## How a Kalman filter works, in pictures
### How a Kalman filter sees your problem
1. Kalman filter is used in a place where you have *uncertain information* about some dynamic system and you can make an *educated guess* about what the system is going to do next. Kalman filter is ideal for systems which are *continuously changing*, as this will generate sufficient information for as the filter iteratively corrects for prediction errors.
2. A Kalman filter assumes that the the variables in the state vector are *random* and *gaussian distributed*. Each variable has a **mean** $\mu$ and **variance** $\sigma^2$ which is the uncertainty:
![image-3.png](attachment:image-3.png)
3. Here, the states are uncorrelated, i.e. the probability distribution of one does not depend on the other. From a state space model point of view, the state transition matrix $F$ is a diagonal element. In most dynamical systems, however, these state variables are related, for example, if the velocity is high, we would expect a huge change in position.
![image-4.png](attachment:image-4.png)

### Describing the problem with matrices
1. We model the best estimate and its covariance as gaussian distribution variables. The best estimate $\hat x_k$ is simply the mean $\mu$ of the distribution and the uncertainty around it is the covariance matrix $P_k = \begin{bmatrix} \Sigma_{11} & \vdots \\ \vdots & \Sigma_{nn} \end{bmatrix}$
2. Given the current state at time $k-1$, we can predict the next state at $k$ considering the its probability distribution
![image.png](attachment:image.png)
3. The relationship between the two distribution can be captured by the state transition matrix:
![image-2.png](attachment:image-2.png)
4. For a simple unit mass model, we have that $\hat x_k = F_k \hat x_{k-1}$ where $F_k = \begin{bmatrix} 1 & \Delta t \\ 0 & 1 \end{bmatrix}$. For the covariance, we can use the identity $Cov(x) = \Sigma, Cov(Ax) = A \Sigma A^T$. Thus, $P_k = F_k P_{k-1} F_k^T$.
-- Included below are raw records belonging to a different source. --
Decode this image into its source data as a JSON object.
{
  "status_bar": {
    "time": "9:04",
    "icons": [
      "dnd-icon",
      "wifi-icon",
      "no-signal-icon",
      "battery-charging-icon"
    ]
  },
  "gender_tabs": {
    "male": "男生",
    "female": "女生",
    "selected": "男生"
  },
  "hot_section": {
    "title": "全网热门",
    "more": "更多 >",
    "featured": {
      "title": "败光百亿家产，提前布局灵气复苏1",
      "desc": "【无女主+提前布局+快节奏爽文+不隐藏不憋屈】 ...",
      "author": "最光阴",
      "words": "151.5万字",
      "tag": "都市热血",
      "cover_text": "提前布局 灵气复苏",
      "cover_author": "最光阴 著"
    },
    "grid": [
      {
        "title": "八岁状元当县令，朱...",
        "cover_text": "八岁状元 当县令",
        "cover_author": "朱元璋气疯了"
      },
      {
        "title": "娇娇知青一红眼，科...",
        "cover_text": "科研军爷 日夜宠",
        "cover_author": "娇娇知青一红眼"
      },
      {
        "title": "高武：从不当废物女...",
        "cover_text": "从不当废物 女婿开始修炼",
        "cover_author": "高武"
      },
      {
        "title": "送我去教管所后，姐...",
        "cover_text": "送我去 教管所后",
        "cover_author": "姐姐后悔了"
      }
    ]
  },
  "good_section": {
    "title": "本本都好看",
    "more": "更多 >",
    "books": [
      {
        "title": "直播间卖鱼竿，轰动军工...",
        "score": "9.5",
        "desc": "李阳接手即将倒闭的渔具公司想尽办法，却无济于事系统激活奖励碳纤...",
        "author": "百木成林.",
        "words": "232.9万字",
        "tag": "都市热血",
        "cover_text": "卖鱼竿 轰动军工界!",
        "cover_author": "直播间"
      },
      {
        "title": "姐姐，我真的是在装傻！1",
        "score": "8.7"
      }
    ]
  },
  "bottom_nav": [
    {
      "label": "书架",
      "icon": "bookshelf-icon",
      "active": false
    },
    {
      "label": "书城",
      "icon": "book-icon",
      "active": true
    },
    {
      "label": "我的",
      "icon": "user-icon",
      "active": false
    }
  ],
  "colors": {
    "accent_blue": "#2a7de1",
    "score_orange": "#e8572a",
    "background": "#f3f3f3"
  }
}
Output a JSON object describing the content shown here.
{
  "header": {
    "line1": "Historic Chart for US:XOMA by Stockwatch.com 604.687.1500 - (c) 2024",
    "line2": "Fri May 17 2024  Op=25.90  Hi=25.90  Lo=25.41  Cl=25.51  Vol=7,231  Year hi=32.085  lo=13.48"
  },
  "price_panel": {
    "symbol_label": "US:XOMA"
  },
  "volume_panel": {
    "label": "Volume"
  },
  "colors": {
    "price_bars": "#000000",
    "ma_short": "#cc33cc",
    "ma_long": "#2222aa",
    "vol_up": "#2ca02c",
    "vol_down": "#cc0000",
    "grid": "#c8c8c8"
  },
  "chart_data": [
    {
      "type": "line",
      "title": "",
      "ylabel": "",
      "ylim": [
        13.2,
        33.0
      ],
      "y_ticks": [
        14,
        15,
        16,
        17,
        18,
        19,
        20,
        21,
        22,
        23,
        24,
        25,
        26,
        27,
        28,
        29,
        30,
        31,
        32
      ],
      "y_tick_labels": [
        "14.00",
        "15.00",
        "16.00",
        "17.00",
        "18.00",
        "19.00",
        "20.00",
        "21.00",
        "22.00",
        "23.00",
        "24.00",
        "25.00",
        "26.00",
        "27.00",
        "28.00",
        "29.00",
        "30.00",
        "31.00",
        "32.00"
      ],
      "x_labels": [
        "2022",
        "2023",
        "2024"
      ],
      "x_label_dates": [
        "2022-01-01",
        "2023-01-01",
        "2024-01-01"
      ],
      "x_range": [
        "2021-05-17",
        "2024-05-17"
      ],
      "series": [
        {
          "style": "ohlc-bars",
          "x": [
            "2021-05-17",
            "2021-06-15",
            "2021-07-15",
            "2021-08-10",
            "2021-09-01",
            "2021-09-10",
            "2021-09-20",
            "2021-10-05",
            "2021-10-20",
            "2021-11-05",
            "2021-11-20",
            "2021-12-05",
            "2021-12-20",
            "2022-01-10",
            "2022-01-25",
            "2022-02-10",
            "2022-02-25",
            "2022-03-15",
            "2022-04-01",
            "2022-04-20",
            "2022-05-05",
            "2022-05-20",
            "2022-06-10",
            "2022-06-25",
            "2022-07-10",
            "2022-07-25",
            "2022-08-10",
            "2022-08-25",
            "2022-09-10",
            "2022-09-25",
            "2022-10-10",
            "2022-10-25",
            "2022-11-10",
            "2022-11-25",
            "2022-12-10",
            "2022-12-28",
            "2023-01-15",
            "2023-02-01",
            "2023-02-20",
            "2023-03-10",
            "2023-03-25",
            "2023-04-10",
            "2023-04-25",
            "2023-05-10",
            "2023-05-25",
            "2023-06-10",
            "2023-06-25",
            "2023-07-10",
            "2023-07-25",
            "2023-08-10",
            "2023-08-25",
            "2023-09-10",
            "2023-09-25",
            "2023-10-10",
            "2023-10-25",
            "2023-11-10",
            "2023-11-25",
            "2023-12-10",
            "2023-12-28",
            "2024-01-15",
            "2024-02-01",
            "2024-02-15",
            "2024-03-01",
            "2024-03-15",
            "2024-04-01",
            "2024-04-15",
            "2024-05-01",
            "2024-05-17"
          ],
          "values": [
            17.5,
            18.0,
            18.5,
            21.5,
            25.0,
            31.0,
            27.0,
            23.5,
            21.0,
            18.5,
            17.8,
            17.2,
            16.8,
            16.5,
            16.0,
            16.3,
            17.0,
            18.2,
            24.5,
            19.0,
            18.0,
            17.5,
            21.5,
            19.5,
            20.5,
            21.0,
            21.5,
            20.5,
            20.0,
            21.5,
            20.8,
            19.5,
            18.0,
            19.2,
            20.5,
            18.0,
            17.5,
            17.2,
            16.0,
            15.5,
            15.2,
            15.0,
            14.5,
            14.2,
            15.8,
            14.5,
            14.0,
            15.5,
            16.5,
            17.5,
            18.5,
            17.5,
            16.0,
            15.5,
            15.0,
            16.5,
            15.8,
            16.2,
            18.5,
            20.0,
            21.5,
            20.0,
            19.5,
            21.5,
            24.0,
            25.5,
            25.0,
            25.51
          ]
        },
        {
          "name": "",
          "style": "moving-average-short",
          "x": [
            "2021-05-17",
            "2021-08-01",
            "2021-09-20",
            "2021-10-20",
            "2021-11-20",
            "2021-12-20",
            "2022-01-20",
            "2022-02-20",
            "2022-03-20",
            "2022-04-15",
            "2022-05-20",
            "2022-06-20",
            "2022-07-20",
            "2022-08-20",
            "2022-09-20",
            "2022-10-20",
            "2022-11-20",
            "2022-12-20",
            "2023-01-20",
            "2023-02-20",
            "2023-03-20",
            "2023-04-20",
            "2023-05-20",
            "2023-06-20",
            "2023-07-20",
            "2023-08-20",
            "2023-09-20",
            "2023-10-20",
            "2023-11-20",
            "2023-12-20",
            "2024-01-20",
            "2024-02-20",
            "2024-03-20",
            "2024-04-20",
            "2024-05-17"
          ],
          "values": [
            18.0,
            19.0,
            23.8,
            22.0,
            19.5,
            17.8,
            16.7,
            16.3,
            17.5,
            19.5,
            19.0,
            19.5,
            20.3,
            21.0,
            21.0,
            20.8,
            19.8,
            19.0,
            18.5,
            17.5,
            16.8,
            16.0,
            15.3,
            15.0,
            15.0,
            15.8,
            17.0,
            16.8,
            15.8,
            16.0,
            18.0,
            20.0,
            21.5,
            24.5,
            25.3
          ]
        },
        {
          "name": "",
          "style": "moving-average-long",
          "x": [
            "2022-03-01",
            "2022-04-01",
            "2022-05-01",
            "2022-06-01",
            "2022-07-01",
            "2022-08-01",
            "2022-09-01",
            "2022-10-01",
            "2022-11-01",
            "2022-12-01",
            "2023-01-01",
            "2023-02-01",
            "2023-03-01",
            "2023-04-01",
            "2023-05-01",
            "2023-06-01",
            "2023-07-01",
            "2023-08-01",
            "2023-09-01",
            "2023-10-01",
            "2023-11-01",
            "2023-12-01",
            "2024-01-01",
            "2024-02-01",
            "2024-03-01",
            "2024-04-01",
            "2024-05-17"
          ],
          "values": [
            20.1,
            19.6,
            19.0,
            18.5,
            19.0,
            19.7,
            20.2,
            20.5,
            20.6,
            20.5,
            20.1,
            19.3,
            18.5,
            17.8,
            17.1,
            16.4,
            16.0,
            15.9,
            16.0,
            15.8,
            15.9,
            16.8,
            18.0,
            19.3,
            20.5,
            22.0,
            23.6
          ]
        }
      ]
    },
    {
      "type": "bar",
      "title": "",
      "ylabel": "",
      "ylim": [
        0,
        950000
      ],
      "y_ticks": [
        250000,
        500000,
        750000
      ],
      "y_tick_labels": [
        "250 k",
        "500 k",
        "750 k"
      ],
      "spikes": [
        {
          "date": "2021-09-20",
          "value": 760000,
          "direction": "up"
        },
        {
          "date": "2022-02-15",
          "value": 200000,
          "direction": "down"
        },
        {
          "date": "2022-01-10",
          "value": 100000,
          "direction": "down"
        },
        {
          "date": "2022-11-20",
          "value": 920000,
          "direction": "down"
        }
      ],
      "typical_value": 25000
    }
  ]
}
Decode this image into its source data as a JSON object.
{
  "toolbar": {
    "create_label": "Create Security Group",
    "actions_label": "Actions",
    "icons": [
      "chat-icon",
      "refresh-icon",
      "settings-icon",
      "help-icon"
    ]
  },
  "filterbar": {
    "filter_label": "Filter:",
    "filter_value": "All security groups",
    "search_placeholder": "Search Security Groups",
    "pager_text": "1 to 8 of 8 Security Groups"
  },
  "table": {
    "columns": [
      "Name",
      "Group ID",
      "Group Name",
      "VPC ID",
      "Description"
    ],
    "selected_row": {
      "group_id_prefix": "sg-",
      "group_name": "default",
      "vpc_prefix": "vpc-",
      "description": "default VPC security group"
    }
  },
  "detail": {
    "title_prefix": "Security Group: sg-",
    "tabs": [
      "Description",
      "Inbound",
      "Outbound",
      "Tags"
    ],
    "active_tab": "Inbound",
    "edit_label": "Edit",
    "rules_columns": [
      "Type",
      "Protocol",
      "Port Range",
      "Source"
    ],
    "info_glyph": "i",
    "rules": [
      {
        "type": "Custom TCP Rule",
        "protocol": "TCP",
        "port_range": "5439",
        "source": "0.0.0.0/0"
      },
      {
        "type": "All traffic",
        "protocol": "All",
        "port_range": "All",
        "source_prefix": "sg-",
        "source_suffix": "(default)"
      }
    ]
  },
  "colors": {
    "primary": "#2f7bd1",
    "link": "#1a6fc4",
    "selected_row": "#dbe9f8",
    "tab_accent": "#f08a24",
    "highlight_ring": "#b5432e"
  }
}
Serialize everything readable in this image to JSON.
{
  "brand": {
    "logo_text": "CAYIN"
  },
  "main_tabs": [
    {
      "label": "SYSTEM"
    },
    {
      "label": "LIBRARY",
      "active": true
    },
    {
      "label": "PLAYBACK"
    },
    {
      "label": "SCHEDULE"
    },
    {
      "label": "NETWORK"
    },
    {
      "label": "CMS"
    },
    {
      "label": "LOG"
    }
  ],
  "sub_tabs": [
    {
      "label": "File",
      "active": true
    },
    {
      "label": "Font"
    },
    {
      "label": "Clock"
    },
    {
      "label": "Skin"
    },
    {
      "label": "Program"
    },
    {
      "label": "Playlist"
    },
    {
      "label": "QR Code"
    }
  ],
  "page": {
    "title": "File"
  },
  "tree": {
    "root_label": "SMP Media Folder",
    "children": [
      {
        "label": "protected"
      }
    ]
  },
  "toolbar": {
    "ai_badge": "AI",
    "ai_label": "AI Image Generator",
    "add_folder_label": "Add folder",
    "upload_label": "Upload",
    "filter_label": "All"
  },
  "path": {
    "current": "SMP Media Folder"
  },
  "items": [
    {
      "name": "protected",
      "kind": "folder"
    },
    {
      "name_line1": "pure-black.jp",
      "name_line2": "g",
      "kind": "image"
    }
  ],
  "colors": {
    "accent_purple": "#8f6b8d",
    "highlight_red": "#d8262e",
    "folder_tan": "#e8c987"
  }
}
### External inputs and uncertainty
1. To factor in external inputs, we have $\hat x_k = F_k \hat x_{k-1} + B_k u_k$
2. Now, what about external uncertainty that we don't know about? To this end, we can say that each point in $\hat x_{k-1}$ is moved to somewhere inside a Gaussian blob with covariance $Q_k$. We are now treating the untracked the influences as noise with covariance $Q_k$
![image.png](attachment:image.png)
This results in the following image
![image-2.png](attachment:image-2.png)
3. With this image, we can have the following probability distribution. The new prediction step is now $\hat x_k = F_k \hat x_{k-1} + B_k u_k$ and $P_k = F_k P_{k-1} F_k^T + Q_k$
![image-3.png](attachment:image-3.png)

### Refining the estimate with measurements
1. We can include new measurements to refine our prediction. These measurements may give us direct state measurements. In most cases, only a subset of the measurements available are direct and the remaining subset will need to come from inference using indirect measurements.
![image-2.png](attachment:image-2.png)
2. Using the map from sensor reading to state vector, we can figure out that $\mu_{expected} = H_k \hat x_k, \Sigma_{expected} = H_k P_k H_k^T$.
3. So now we have two gaussian distributions: one surrounding the mean of our transformed prediction and one surrounding the actual sensor reading we got.
![image-3.png](attachment:image-3.png)
4. To reconcile both of them, we just multiply them together.
![image-4.png](attachment:image-4.png)
5. This results in the new gaussian distribution:
![image-5.png](attachment:image-5.png)
6. Multiplication of two gaussian distributions results in $\mathcal{N}(x,\mu_0, \sigma_0).\mathcal{N}(x,\mu_1, \sigma_1) = \mathcal{N}(x,\mu_0 + k(\mu_1-\mu_0),\sigma_0^2-k \sigma_0^2)$ where $k = \frac{\sigma_0^2}{\sigma_0^2 + \sigma_1^2}$. converting to matrices, $k \rightarrow K = \Sigma_0 (\Sigma_0 + \Sigma_1)^{-1}$

### Putting it all together
1. The two gaussian distribution of interest are $(\mu_0, \Sigma_0) = (H_k \hat x_k, H_k P_k H_k^T)$ and $(\mu_1, \Sigma_1) = (\hat z_k, R_k)$.
2. Using the distribution multiplication results above, we arrive at:
\begin{align}
H_k \hat x_k' &= H_k \hat x_k + K (z_k - H_k \hat x_k) \\
H_k P_k'H_k^T &= H_k P_k H_k^T - K H_k P_k H_k^T \\
\end{align}
3. Dividing both sides by $H_k$ and taking $K' = H_k^{-1} K$, we now see that $\hat x_k' = \hat x_k + K'(z_k - H \hat x_k)$ is the new best estimate. The corresponding covariance and the kalman gain are $P_k' = P_k - K' H_k P_k$ and $K' = P_k H_k^T (H_k P_k H_k^T + R_k)^{-1}$